When Rev. Martin Luther King Jr. was a seminary student in 1950, he wrote a paper titled “The Influence of the Mystery Religions on Christianity.” King wrote:

There can hardly be any gainsaying of the fact that Christianity was greatly influenced by the Mystery religions, both from a ritual and a doctrinal angle.

There’s nothing earth-shattering in the paper – just good religious history of the kind that Mainline Protestants acknowledge but mostly ignore and fundamentalists actively deny. My only disappointment is that King repeated a theme already quite old at the time: that the imperfect Pagan religions were only a preliminary step toward the “more perfect” Christian religion which replaced them.

The notes added by The Martin Luther King Jr. Research and Education Institute at Stanford (where King’s papers are archived) say the paper got an A.

#391 – To Fly By Night – June 2011

My book reviews tend to not be well-read. I do them anyway because books are the primary way most people learn Paganism and witchcraft. I want to promote the good ones and warn people away from the bad ones.

This is one of the good ones.

It’s an anthology of hedgewitchery, a practice that has “less interest in the heavily scripted and ceremonial aspects of … modern Paganism and witchcraft” and that involves “the seeking of divine wisdom … interaction with the ancestors, the fae, and other spirits … and working in the Otherworld to manifest a material benefit in this world.”

In discussions around whether it’s proper to use the term “shaman” someone (I can’t remember who) suggested that the closest Western equivalent to “shaman” is “hedgewitch.” I tend to agree.

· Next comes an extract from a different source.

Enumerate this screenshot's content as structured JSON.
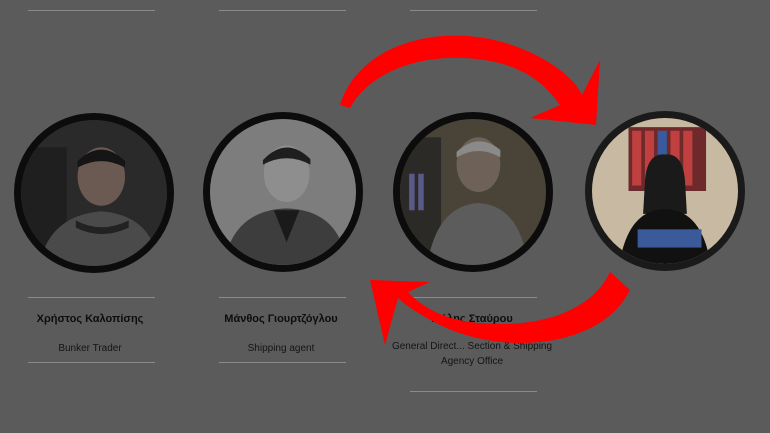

To Fly By Night is still in print. The Amazon link in the review no longer works, but this one does.

#487 – Common Ritual Errors and How to Avoid Them – January 2012

By 2012 I was starting to write more teaching posts – this is one of them. Doing public ritual isn’t just doing your private ritual for a few more people. It has its own set of concerns and issues, and I still see too many people ignoring them.

This isn’t complicated. It just takes paying attention and thinking things through.

#748 – A Call To Piracy – November 2013

If I rewrote this post today I would take a much harsher tone. While I’m still managing to navigate the mainstream world, just playing the game is getting harder and harder, and the rules keep changing to benefit the rich and powerful.

#1051 – Sore Quadriceps and the Reality of Pagan Priesthood – November 2015

This is one of my favorite posts of all time. For that 1-hour ritual you attended, there are people who were working 6 hours before you got there, and for another 6 hours after you left. Real leadership isn’t about power or glory, it’s about doing what must be done, even when it’s a ton of work.

When we did the Spiral Labyrinth again in 2019 I directed the setup, but I left placing the candles and picking them up to younger people.

#1276 – Why I Had To Make a Clean Break With Christianity – April 2017

Traditional witchcraft and classic occultism were gaining in popularity in 2017 – they’re still going strong. Much of what we have (especially with the grimoire tradition) has roots in Christianity. That’s a valid approach, and one that works for many people. But it doesn’t work for me. Because of the trauma I suffered growing up in a fundamentalist church, I had to make a clean break with Christianity.

#1446 – Paganism in the Dry Season – May 2018

This post turned out to be rather prescient – unfortunately. It’s about what you do when you want to keep moving but it’s hard and joyless, when the vision of a better world and a deeper practice is obscured by smoke and haze.

Kinda like where we’ve been for the past two years.

#1719 – I’m Better Than Vanessa Ives – I Hope To Be As Good As Vanessa Ives – March 2020

Throughout the pandemic, I’ve been watching Penny Dreadful pretty much on a loop. It’s beautiful, it’s fascinating, and in some ways it’s inspiring, even though I hated the ending.

I escaped the toxic religion of my childhood, and in that I’m better than Vanessa Ives. But some magic comes with a price – a price Vanessa willingly paid. Would I do the same? Would I do what must be done, no matter the cost?

When that time comes, I hope I’m as good as Vanessa Ives.